Party vice chairman Lee Kinch welcomed attendees to lunch with, “Good morning, fellow Democrats. And good morning thoughtful, moderate Republicans.”
More than 300 people attended. Most were Democrats, but there were a few Republicans, like Fred Gatlin. Gatlin, formerly represented Atwood in the Legislature. He left office in 1996, and was considered a conservative. Now, he feels disconnected from his party.
“My values are probably closer to here than they are to the Republican Party right now,” Gatlin said.
Gatlin is the co-chair of Republicans for Davis. He said that cuts made to state agencies during the first three years of Gov. Sam Brownback’s administration have left agencies in crisis. He also worries about the state’s capability to pay its bills in the future under its current tax plan.
Melvin Kahn is a Democrat and political science professor from Wichita State University. He attended the convention. He says most voters in the United States are politically moderate, and when the political pendulum swings as far as it did in Kansas in 2012, it tends to swing back.
“I think that’s what’s happening now. We’ve gone so darn far to the right, a lot of people, Republicans themselves, realize it’s just extremism run rampant,” Kahn said.
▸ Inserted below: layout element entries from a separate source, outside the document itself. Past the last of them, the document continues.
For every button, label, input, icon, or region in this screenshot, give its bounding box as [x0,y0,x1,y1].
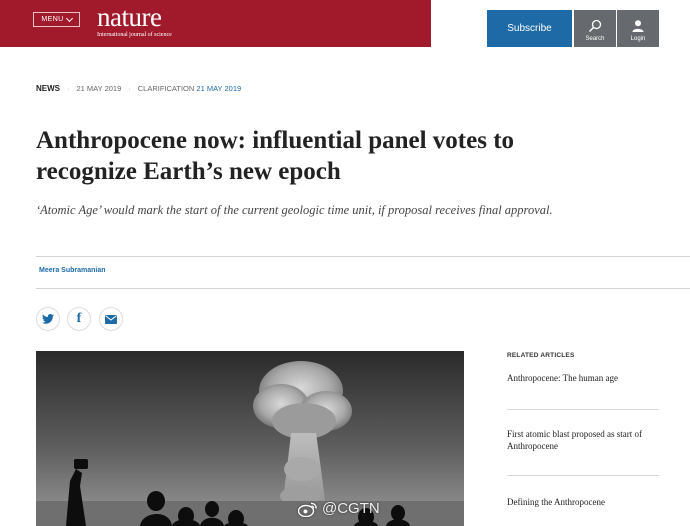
author-link[interactable]: Meera Subramanian [39,267,106,274]
published-date: 21 MAY 2019 [76,84,122,93]
divider [507,475,659,476]
related-article-link[interactable]: First atomic blast proposed as start of … [507,428,659,452]
lead-photo[interactable] [36,351,464,526]
brand-band: MENU nature International journal of sci… [0,0,431,47]
login-button[interactable]: Login [617,10,659,47]
user-icon [632,20,644,32]
article-meta: NEWS · 21 MAY 2019 · CLARIFICATION 21 MA… [36,84,241,93]
twitter-icon [42,314,54,324]
email-icon [105,314,117,324]
watermark-text: @CGTN [322,500,380,517]
share-facebook-button[interactable]: f [67,307,91,331]
watermark: @CGTN [298,500,380,517]
login-label: Login [630,36,646,42]
search-icon [588,19,602,33]
search-button[interactable]: Search [574,10,616,47]
related-articles: RELATED ARTICLES Anthropocene: The human… [507,352,659,507]
weibo-icon [298,502,317,517]
search-label: Search [585,36,605,42]
divider [507,409,659,410]
meta-separator: · [128,84,131,93]
related-article-link[interactable]: Anthropocene: The human age [507,372,659,384]
subscribe-button[interactable]: Subscribe [487,10,572,47]
article-title: Anthropocene now: influential panel vote… [36,127,515,185]
share-twitter-button[interactable] [36,307,60,331]
article-type[interactable]: NEWS [36,84,60,93]
divider [36,256,690,257]
clarification-label: CLARIFICATION [137,84,195,93]
clarification-date-link[interactable]: 21 MAY 2019 [196,84,241,93]
article-standfirst: ‘Atomic Age’ would mark the start of the… [36,203,553,217]
mushroom-cloud-photo [36,351,464,526]
nature-logo[interactable]: nature International journal of science [97,2,172,39]
divider [36,288,690,289]
meta-separator: · [67,84,70,93]
facebook-icon: f [76,311,82,326]
menu-button[interactable]: MENU [33,12,80,27]
logo-word: nature [97,2,162,32]
related-heading: RELATED ARTICLES [507,352,575,359]
menu-label: MENU [41,16,64,23]
site-header: MENU nature International journal of sci… [0,0,690,47]
logo-tagline: International journal of science [97,32,172,38]
chevron-down-icon [65,14,73,22]
share-email-button[interactable] [99,307,123,331]
related-article-link[interactable]: Defining the Anthropocene [507,496,659,508]
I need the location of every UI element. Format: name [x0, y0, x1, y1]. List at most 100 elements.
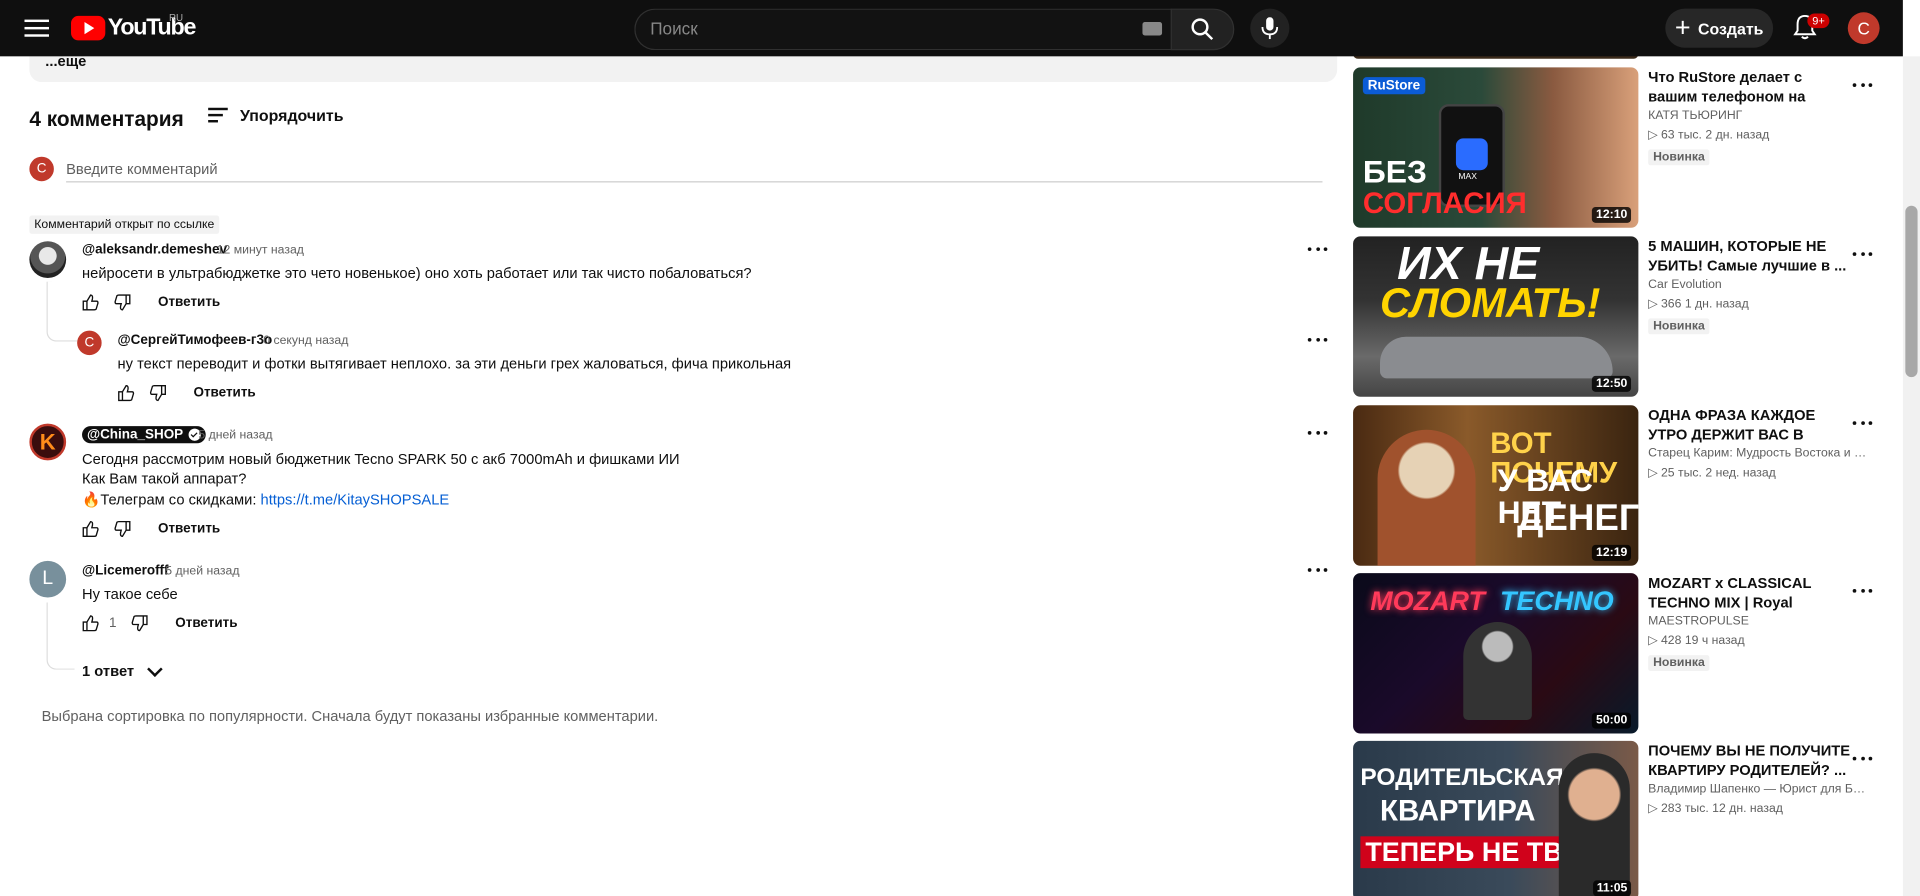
video-title[interactable]: ОДНА ФРАЗА КАЖДОЕ УТРО ДЕРЖИТ ВАС В НИЩЕ…	[1648, 405, 1854, 444]
video-thumbnail[interactable]: РОДИТЕЛЬСКАЯ КВАРТИРА ТЕПЕРЬ НЕ ТВОЯ 11:…	[1353, 740, 1639, 896]
reply-button[interactable]: Ответить	[158, 522, 220, 537]
comment-actions: Ответить	[118, 384, 256, 402]
avatar[interactable]	[29, 241, 67, 278]
comment-author[interactable]: @aleksandr.demeshev	[82, 242, 227, 257]
video-channel[interactable]: КАТЯ ТЬЮРИНГ	[1648, 109, 1868, 122]
comment-author[interactable]: @СергейТимофеев-г3о	[118, 333, 273, 348]
comment-author[interactable]: @Licemerofff	[82, 563, 168, 578]
recommended-video[interactable]: ИХ НЕ СЛОМАТЬ! 12:50 5 МАШИН, КОТОРЫЕ НЕ…	[1353, 236, 1873, 398]
dislike-icon[interactable]	[114, 294, 131, 311]
comments-count: 4 комментария	[29, 107, 184, 132]
video-channel[interactable]: Владимир Шапенко — Юрист для Биз...	[1648, 782, 1868, 795]
comment-time[interactable]: 5 дней назад	[198, 429, 272, 442]
avatar[interactable]: L	[29, 560, 67, 598]
comment-time[interactable]: 0 секунд назад	[263, 334, 348, 347]
reply-button[interactable]: Ответить	[193, 386, 255, 401]
video-thumbnail[interactable]: MOZART TECHNO 50:00	[1353, 573, 1639, 734]
linked-comment-label: Комментарий открыт по ссылке	[29, 215, 220, 234]
reply-button[interactable]: Ответить	[175, 616, 237, 631]
dislike-icon[interactable]	[131, 615, 148, 632]
video-channel[interactable]: Старец Карим: Мудрость Востока и С...	[1648, 447, 1868, 460]
video-menu-icon[interactable]	[1852, 580, 1873, 600]
comment-menu-icon[interactable]	[1307, 329, 1328, 349]
scrollbar-thumb[interactable]	[1905, 205, 1918, 378]
video-thumbnail[interactable]: ИХ НЕ СЛОМАТЬ! 12:50	[1353, 236, 1639, 397]
comment-author-chip[interactable]: @China_SHOP	[82, 426, 206, 444]
dislike-icon[interactable]	[114, 520, 131, 538]
my-avatar: С	[29, 156, 54, 182]
video-duration: 11:05	[1593, 880, 1632, 896]
avatar[interactable]: K	[29, 423, 67, 461]
like-icon[interactable]	[82, 520, 99, 538]
voice-search-button[interactable]	[1250, 8, 1290, 48]
like-icon[interactable]	[82, 294, 99, 311]
comment-time[interactable]: 12 минут назад	[217, 244, 304, 257]
menu-icon[interactable]	[22, 15, 51, 44]
thumb-caption: ДЕНЕГ	[1517, 498, 1639, 539]
comment-menu-icon[interactable]	[1307, 422, 1328, 442]
comment-menu-icon[interactable]	[1307, 560, 1328, 580]
elder-image	[1377, 429, 1476, 566]
video-duration: 12:10	[1592, 206, 1632, 223]
video-menu-icon[interactable]	[1852, 748, 1873, 768]
video-channel[interactable]: Car Evolution	[1648, 278, 1868, 291]
video-title[interactable]: MOZART x CLASSICAL TECHNO MIX | Royal Sy…	[1648, 573, 1854, 612]
avatar[interactable]: С	[77, 330, 102, 356]
like-count: 1	[108, 615, 117, 631]
like-icon[interactable]	[118, 384, 135, 402]
dj-image	[1463, 622, 1532, 721]
video-meta: ▷ 63 тыс. 2 дн. назад	[1648, 128, 1770, 143]
comment-menu-icon[interactable]	[1307, 239, 1328, 259]
recommended-video[interactable]: РОДИТЕЛЬСКАЯ КВАРТИРА ТЕПЕРЬ НЕ ТВОЯ 11:…	[1353, 740, 1873, 896]
video-thumbnail[interactable]: RuStore MAX БЕЗ СОГЛАСИЯ 12:10	[1353, 67, 1639, 228]
video-channel[interactable]: MAESTROPULSE	[1648, 615, 1868, 628]
masthead: YouTube RU + Создать 9+ С	[0, 0, 1903, 57]
scrollbar-track[interactable]	[1902, 56, 1920, 896]
thumb-caption: КВАРТИРА	[1380, 794, 1536, 828]
like-icon[interactable]	[82, 615, 99, 632]
video-title[interactable]: ПОЧЕМУ ВЫ НЕ ПОЛУЧИТЕ КВАРТИРУ РОДИТЕЛЕЙ…	[1648, 741, 1854, 780]
sort-button[interactable]: Упорядочить	[208, 107, 343, 125]
search-input[interactable]	[635, 9, 1116, 47]
add-comment-input[interactable]	[66, 156, 1323, 183]
comment-author: @China_SHOP	[86, 427, 184, 443]
recommended-video[interactable]: MOZART TECHNO 50:00 MOZART x CLASSICAL T…	[1353, 573, 1873, 735]
play-logo-icon	[71, 15, 106, 41]
plus-icon: +	[1674, 12, 1691, 43]
video-title[interactable]: 5 МАШИН, КОТОРЫЕ НЕ УБИТЬ! Самые лучшие …	[1648, 236, 1854, 275]
comment-text: Ну такое себе	[82, 585, 178, 603]
recommended-video[interactable]: ВОТ ПОЧЕМУ У ВАС НЕТ ДЕНЕГ 12:19 ОДНА ФР…	[1353, 405, 1873, 567]
search-icon	[1191, 18, 1214, 41]
dislike-icon[interactable]	[149, 384, 166, 402]
telegram-link[interactable]: https://t.me/KitaySHOPSALE	[261, 491, 450, 508]
keyboard-icon[interactable]	[1142, 22, 1163, 36]
comment-time[interactable]: 5 дней назад	[165, 564, 239, 577]
comment-text-line: 🔥Телеграм со скидками: https://t.me/Kita…	[82, 490, 449, 510]
search-box	[634, 8, 1172, 51]
logo-region: RU	[168, 12, 184, 24]
thumb-caption: БЕЗ	[1362, 153, 1427, 190]
thumb-caption: РОДИТЕЛЬСКАЯ	[1360, 764, 1564, 792]
recommended-video[interactable]: RuStore MAX БЕЗ СОГЛАСИЯ 12:10 Что RuSto…	[1353, 67, 1873, 229]
video-menu-icon[interactable]	[1852, 75, 1873, 95]
page: YouTube RU + Создать 9+ С ...еще 4 комме…	[0, 0, 1920, 896]
thread-connector	[46, 281, 78, 342]
create-button[interactable]: + Создать	[1665, 8, 1774, 48]
search-button[interactable]	[1170, 8, 1235, 51]
comment-text-prefix: 🔥Телеграм со скидками:	[82, 491, 261, 509]
comment-actions: 1 Ответить	[82, 615, 238, 632]
show-replies-button[interactable]: 1 ответ	[82, 660, 163, 680]
sort-note: Выбрана сортировка по популярности. Снач…	[41, 707, 659, 725]
youtube-logo[interactable]: YouTube RU	[71, 12, 196, 41]
comment-text-line: Сегодня рассмотрим новый бюджетник Tecno…	[82, 450, 680, 468]
video-menu-icon[interactable]	[1852, 413, 1873, 433]
thread-connector	[46, 602, 75, 670]
video-thumbnail[interactable]: ВОТ ПОЧЕМУ У ВАС НЕТ ДЕНЕГ 12:19	[1353, 405, 1639, 566]
video-duration: 12:19	[1592, 544, 1632, 561]
video-title[interactable]: Что RuStore делает с вашим телефоном на …	[1648, 67, 1854, 106]
reply-button[interactable]: Ответить	[158, 295, 220, 310]
account-avatar[interactable]: С	[1847, 12, 1880, 45]
video-meta: ▷ 428 19 ч назад	[1648, 634, 1745, 648]
video-menu-icon[interactable]	[1852, 244, 1873, 264]
new-badge: Новинка	[1648, 318, 1710, 335]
Dakota Loomis is a spokesman for the Kansas Democratic Party. He says moderate Republicans share the same focus and values as most Democrats in the state. He says the party’s focus is on whether kids have good schools and their parents have good jobs.
“Moderate Republicans and Kansas Democrats, really, there’s about a hair-width of difference. It’s just the moderate Republicans haven’t figured out they’re Democrats in Kansas,” Loomis said.